I believe that the reference here is that the red saviors link to the infestation that is harming the land. That means we have one savior tied to light/lanterns, the second one to a sleeping power/dormant king and the third tied to infestation. All of these things loop back to the Watchers, which is not surprising as it is a somewhat known quantity that saviors are created in the presence of Watchers and that the Ethereal Dreamer is closely linked to them. Perhaps the infection is an infection of hope? Who knows, I think an interesting question to put to Adam in an interview would be to ask about the meaning of Caratosis. We'll see, maybe next time he graces someone with an interview, you guys can get the interviewer to ask about that.

The Caratosis ability is automatic hits, now automatic wounds are VERY strong, but automatic hits are not, because they can be cancelled out due to reactions and the trap card. This is quite a problem, because unlike the other two abilities which have a very high payoff (Green is never countered, Blue is countered only by the trap), Red saviors are the most likely to get low returns on their ability. 

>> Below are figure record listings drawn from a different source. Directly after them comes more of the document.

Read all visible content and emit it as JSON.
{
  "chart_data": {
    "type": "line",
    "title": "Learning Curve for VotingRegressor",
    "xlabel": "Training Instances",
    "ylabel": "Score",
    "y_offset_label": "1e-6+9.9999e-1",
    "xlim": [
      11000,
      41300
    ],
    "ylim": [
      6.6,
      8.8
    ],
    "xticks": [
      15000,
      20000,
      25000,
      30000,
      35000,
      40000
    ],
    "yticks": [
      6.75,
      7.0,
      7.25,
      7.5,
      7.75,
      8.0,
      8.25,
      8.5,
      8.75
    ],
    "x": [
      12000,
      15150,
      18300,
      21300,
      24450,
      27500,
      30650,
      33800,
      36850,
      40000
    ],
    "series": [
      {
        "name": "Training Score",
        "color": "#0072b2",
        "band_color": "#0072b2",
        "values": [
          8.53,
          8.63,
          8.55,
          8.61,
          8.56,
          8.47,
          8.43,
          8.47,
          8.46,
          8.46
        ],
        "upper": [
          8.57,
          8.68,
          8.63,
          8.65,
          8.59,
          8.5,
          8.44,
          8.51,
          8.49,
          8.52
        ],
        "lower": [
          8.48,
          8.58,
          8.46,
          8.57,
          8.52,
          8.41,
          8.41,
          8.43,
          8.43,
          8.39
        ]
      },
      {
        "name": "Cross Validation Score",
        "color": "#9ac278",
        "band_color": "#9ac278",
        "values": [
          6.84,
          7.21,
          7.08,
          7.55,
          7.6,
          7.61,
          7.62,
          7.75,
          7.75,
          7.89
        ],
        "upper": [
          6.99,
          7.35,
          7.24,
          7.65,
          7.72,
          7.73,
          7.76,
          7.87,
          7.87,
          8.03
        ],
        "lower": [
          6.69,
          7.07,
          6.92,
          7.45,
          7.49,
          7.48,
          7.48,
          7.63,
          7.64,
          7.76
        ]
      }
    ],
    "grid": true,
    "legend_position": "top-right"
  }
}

Beast of Caratosis is likewise a lot weaker than the green and blue variants. It gives you an attack with speed = red affinities that automatically hits and has a bonus strength equal to double your red affinities. This is the kind of thing that works well with a heavy Red affinity investment vs. Nemesis monsters. But it is not really as good as just running the Red Charm + a High speed Weapon.  

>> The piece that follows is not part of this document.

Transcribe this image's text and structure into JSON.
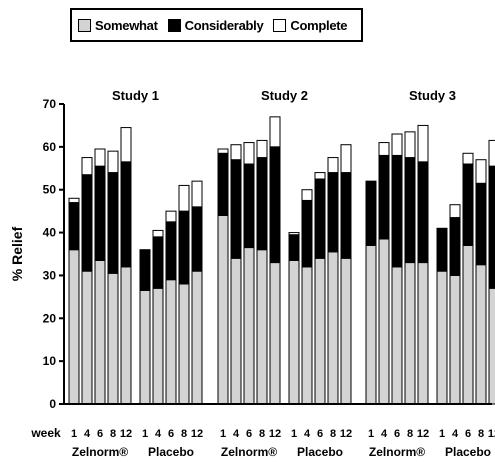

So the truth is, I avoid the Red Saviors because the Green and Blue ones are so much stronger. A Red Savior can be very useful vs. the Gold Smoke Knight, but Blue and Green are still stronger here. So my advice is, just avoid making Red Saviors, but if you really want to, you should try and have a weapon with very strong wounding bonuses (Deadly for example).

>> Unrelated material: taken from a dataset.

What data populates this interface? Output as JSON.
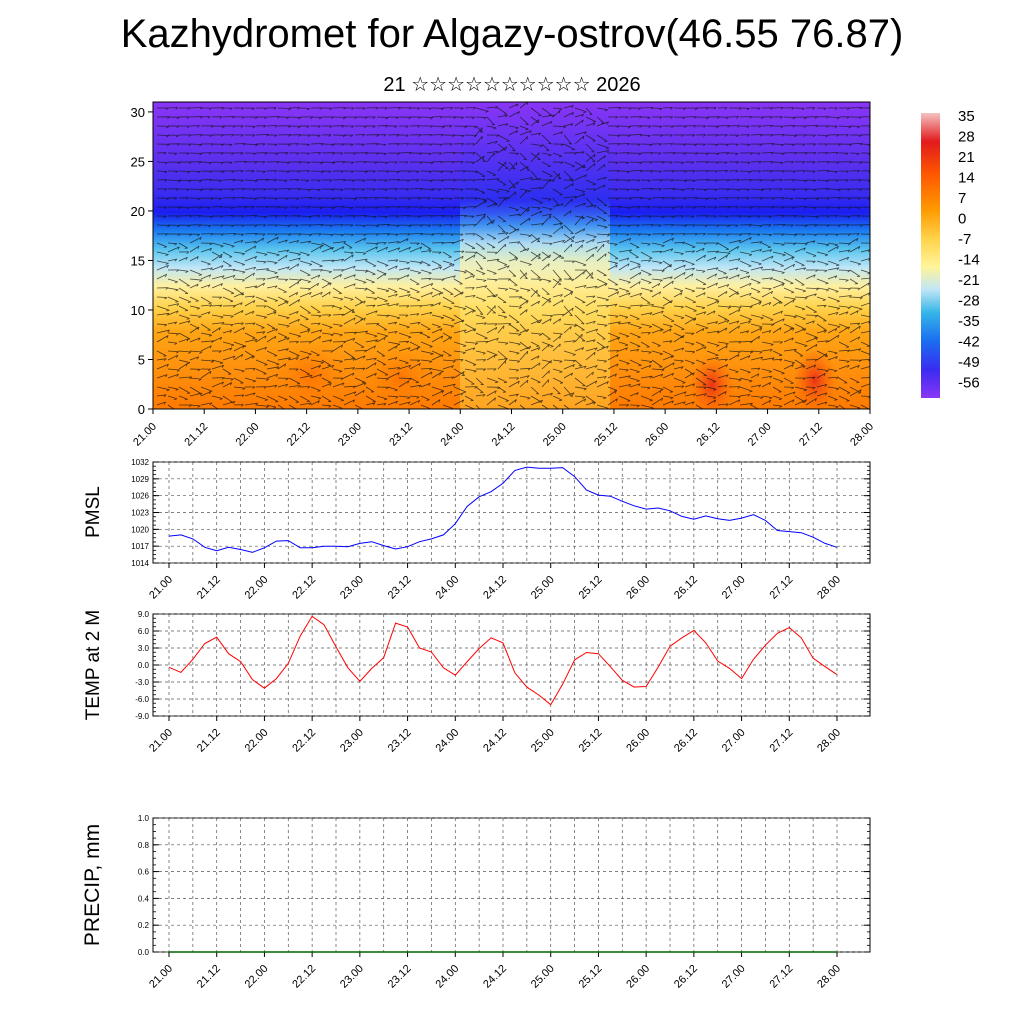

Just remember, the price for using saviors is a 25% reduction in weapon proficiency gains for that hunt party. But you will gain a lot more resources (blue), or slay nemesis monsters more effectively (red/green) if you take this route. If you do not plan to rotate saviors, you should "murder bait" a single one and use them to protect your weapon masters in training.

And there we have it, much maligned, often disappointing (especially compared to twins), one hopes that this article will help you make more efficient use of your saviors, whether you exploit and rotate them over and over, or just use them once and then keep the old woman around to attract potential murderers who are jealous of her wrinkles!